Gaud returned to complete a memorable five-wicket haul—her maiden Test five-for and the second of her Test career—by dismissing Lauren Bell, while Deepti Sharma wrapped up the innings as England folded for 170, conceding a substantial 115-run first-innings lead. It was England’s third-lowest first-innings total against India at home and the first five-wicket haul by a pace bowler in a women’s Test in England since Ellyse Perry’s 6/32 at Canterbury in 2015.

Armed with a sizeable cushion, India’s openers ensured England never found a route back into the contest.

Lauren Bell and Lauren Filer began with disciplined spells, extracting movement under overcast conditions, but Smriti Mandhana and Shafali Verma weathered the early examination before gradually shifting gears. Shafali was the aggressor, driving Bell elegantly through the offside before taking on Sophie Ecclestone with successive boundaries, while Mandhana punished anything short with authoritative pulls.

The pair added 88 runs for the opening wicket, extending their remarkable record together. It was their seventh 50-plus partnership in Tests, the most by any pair in the history of women’s Test cricket.

England’s only breakthrough came when Ecclestone tempted Shafali into an ambitious lofted stroke, the opener miscuing to mid-on for a brisk 33. Although England finally separated the openers, the wicket did little to alter the momentum.

Yastika Bhatia joined Mandhana, and the duo calmly steered India through the final session. Mandhana, who had scored a half-century in the first innings, brought up another composed fifty with a controlled single off Mady Villiers, becoming only the fourth Indian woman to register two fifty-plus scores in the same Test. The milestone also took her to seven Test half-centuries, drawing level with Shantha Rangaswamy and second only to Sandhya Agarwal among Indian women.

While Mandhana mixed caution with elegant strokeplay, driving Ecclestone down the ground for four and later launching the left-arm spinner for a straight six, Bhatia settled in confidently at the other end. The left-hander used her feet effectively against the spinners, collecting boundaries through extra cover and straight down the ground while frustrating England’s attempts to create opportunities.
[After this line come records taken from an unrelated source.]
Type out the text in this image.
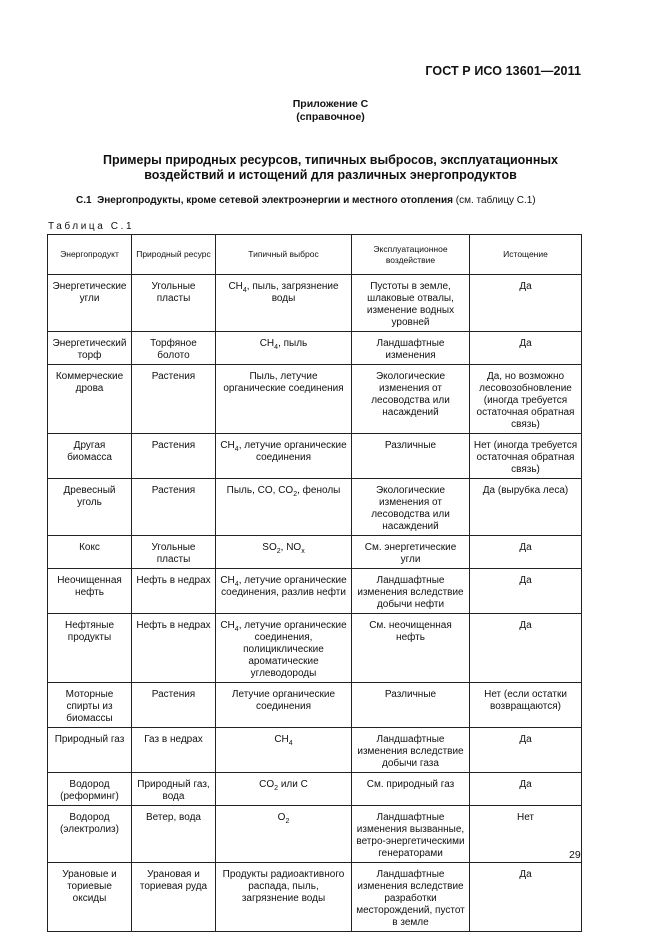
ГОСТ Р ИСО 13601—2011
Приложение С
(справочное)
Примеры природных ресурсов, типичных выбросов, эксплуатационных
воздействий и истощений для различных энергопродуктов
С.1 Энергопродукты, кроме сетевой электроэнергии и местного отопления (см. таблицу С.1)
Таблица С.1
Энергопродукт	Природный ресурс	Типичный выброс	Эксплуатационное воздействие	Истощение
Энергетические угли	Угольные пласты	$CH_4$, пыль, загрязнение воды	Пустоты в земле, шлаковые отвалы, изменение водных уровней	Да
Энергетический торф	Торфяное болото	$CH_4$, пыль	Ландшафтные изменения	Да
Коммерческие дрова	Растения	Пыль, летучие органические соединения	Экологические изменения от лесоводства или насаждений	Да, но возможно лесовозобновление (иногда требуется остаточная обратная связь)
Другая биомасса	Растения	$CH_4$, летучие органические соединения	Различные	Нет (иногда требуется остаточная обратная связь)
Древесный уголь	Растения	Пыль, CO, $CO_2$, фенолы	Экологические изменения от лесоводства или насаждений	Да (вырубка леса)
Кокс	Угольные пласты	$SO_2$, $NO_x$	См. энергетические угли	Да
Неочищенная нефть	Нефть в недрах	$CH_4$, летучие органические соединения, разлив нефти	Ландшафтные изменения вследствие добычи нефти	Да
Нефтяные продукты	Нефть в недрах	$CH_4$, летучие органические соединения, полициклические ароматические углеводороды	См. неочищенная нефть	Да
Моторные спирты из биомассы	Растения	Летучие органические соединения	Различные	Нет (если остатки возвращаются)
Природный газ	Газ в недрах	$CH_4$	Ландшафтные изменения вследствие добычи газа	Да
Водород (реформинг)	Природный газ, вода	$CO_2$ или C	См. природный газ	Да
Водород (электролиз)	Ветер, вода	$O_2$	Ландшафтные изменения вызванные, ветро-энергетическими генераторами	Нет
Урановые и ториевые оксиды	Урановая и ториевая руда	Продукты радиоактивного распада, пыль, загрязнение воды	Ландшафтные изменения вследствие разработки месторождений, пустот в земле	Да
29
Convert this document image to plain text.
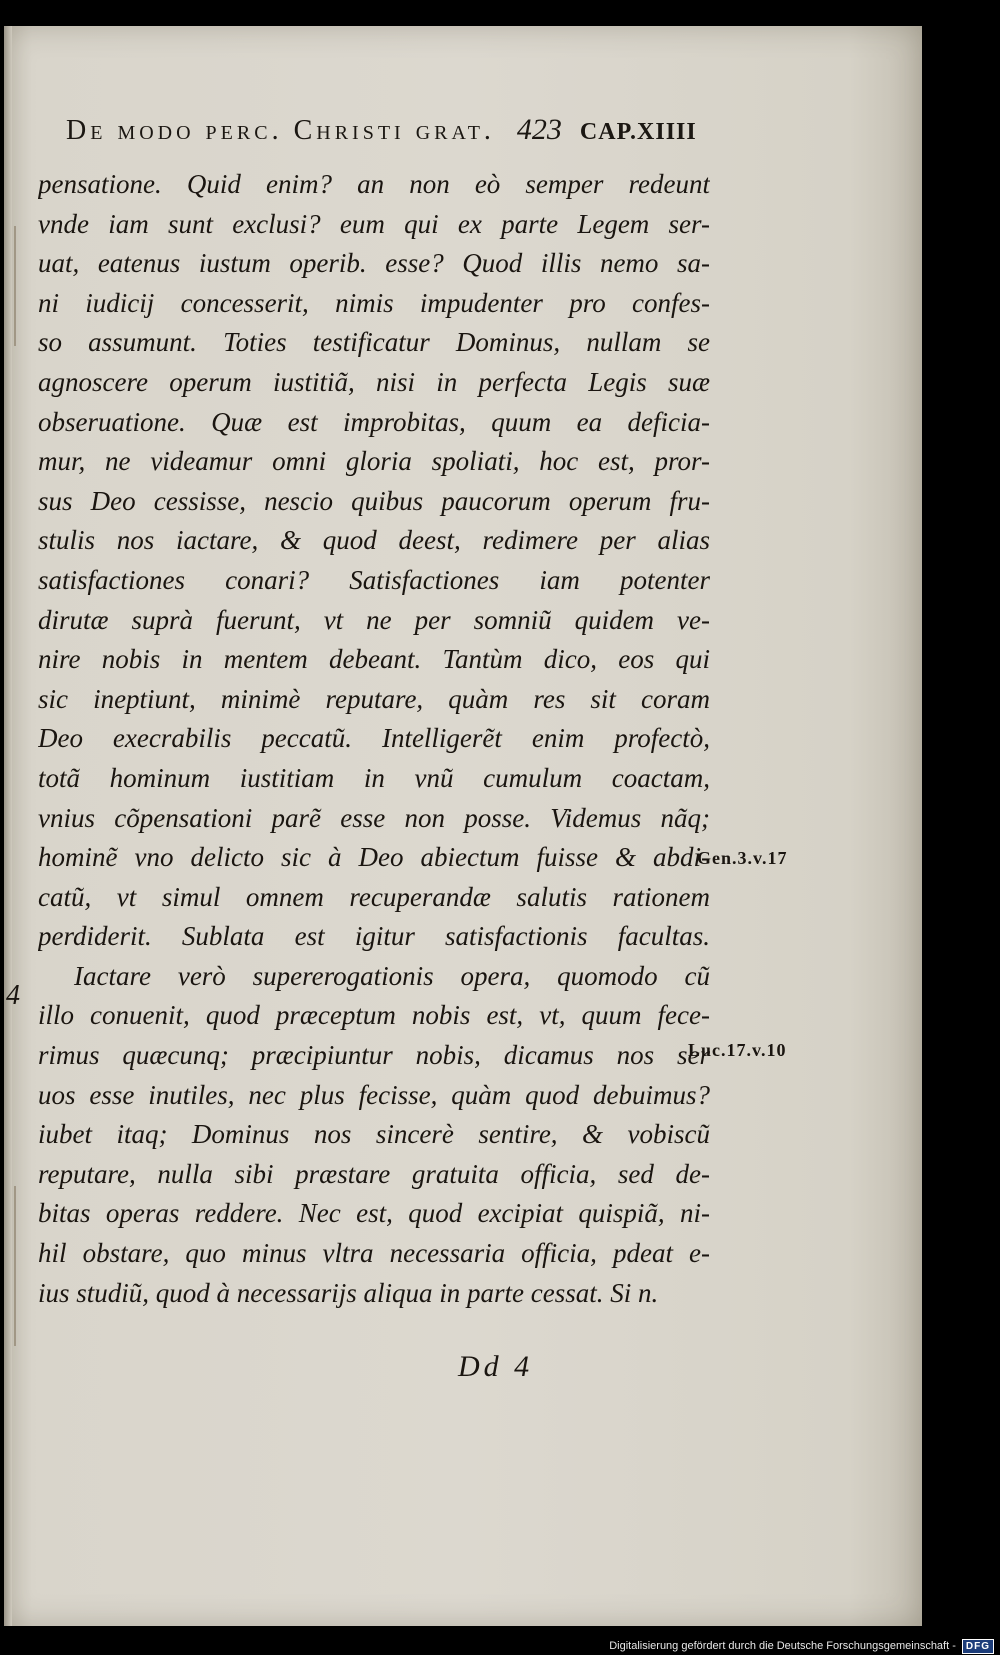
De modo perc. Christi grat. 423 CAP.XIIII
pensatione. Quid enim? an non eò semper redeunt
vnde iam sunt exclusi? eum qui ex parte Legem ser-
uat, eatenus iustum operib. esse? Quod illis nemo sa-
ni iudicij concesserit, nimis impudenter pro confes-
so assumunt. Toties testificatur Dominus, nullam se
agnoscere operum iustitiã, nisi in perfecta Legis suæ
obseruatione. Quæ est improbitas, quum ea deficia-
mur, ne videamur omni gloria spoliati, hoc est, pror-
sus Deo cessisse, nescio quibus paucorum operum fru-
stulis nos iactare, & quod deest, redimere per alias
satisfactiones conari? Satisfactiones iam potenter
dirutæ suprà fuerunt, vt ne per somniũ quidem ve-
nire nobis in mentem debeant. Tantùm dico, eos qui
sic ineptiunt, minimè reputare, quàm res sit coram
Deo execrabilis peccatũ. Intelligerẽt enim profectò,
totã hominum iustitiam in vnũ cumulum coactam,
vnius cõpensationi parẽ esse non posse. Videmus nãq;
hominẽ vno delicto sic à Deo abiectum fuisse & abdi-
catũ, vt simul omnem recuperandæ salutis rationem
perdiderit. Sublata est igitur satisfactionis facultas.
Iactare verò supererogationis opera, quomodo cũ
illo conuenit, quod præceptum nobis est, vt, quum fece-
rimus quæcunq; præcipiuntur nobis, dicamus nos ser
uos esse inutiles, nec plus fecisse, quàm quod debuimus?
iubet itaq; Dominus nos sincerè sentire, & vobiscũ
reputare, nulla sibi præstare gratuita officia, sed de-
bitas operas reddere. Nec est, quod excipiat quispiã, ni-
hil obstare, quo minus vltra necessaria officia, pdeat e-
ius studiũ, quod à necessarijs aliqua in parte cessat. Si n.
4
Gen.3.v.17
Luc.17.v.10
Dd 4
Digitalisierung gefördert durch die Deutsche Forschungsgemeinschaft -	DFG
England rotated Bell, Filer, Issy Wong, Ecclestone, and Villiers in search of inspiration, but inconsistent lines, a few missed chances, and disciplined Indian batting ensured the visitors stayed firmly on top. Mandhana remained unbeaten on 69, while Bhatia was equally assured on 39 not out, with the pair carrying their unbroken stand past fifty before stumps.

By the close, India had reached 154/1, extending their overall lead to 269 runs with nine wickets still in hand. Having dominated with the ball in the morning and controlled proceedings with the bat thereafter, Harmanpreet Kaur’s side now holds all the aces heading into Day 3, while England face the daunting task of forcing their way back into a contest that is rapidly slipping beyond their reach.

Brief scores:

India 285/10 and 154/1 in 42 overs (Smriti Mandhana 69*, Yastika Bhatiya 39*, Shafali Verma 33; Sophie Ecclestone 1-46) lead England 170 all out in 59.1 overs (Amy Jones 52, Nat Sciver-Brunt 44; Kranti Gaud 5-37, Sayali Satghare 2-40, Sneh Rana 2-41, Deepti Sharma 1-10) by 269 runs.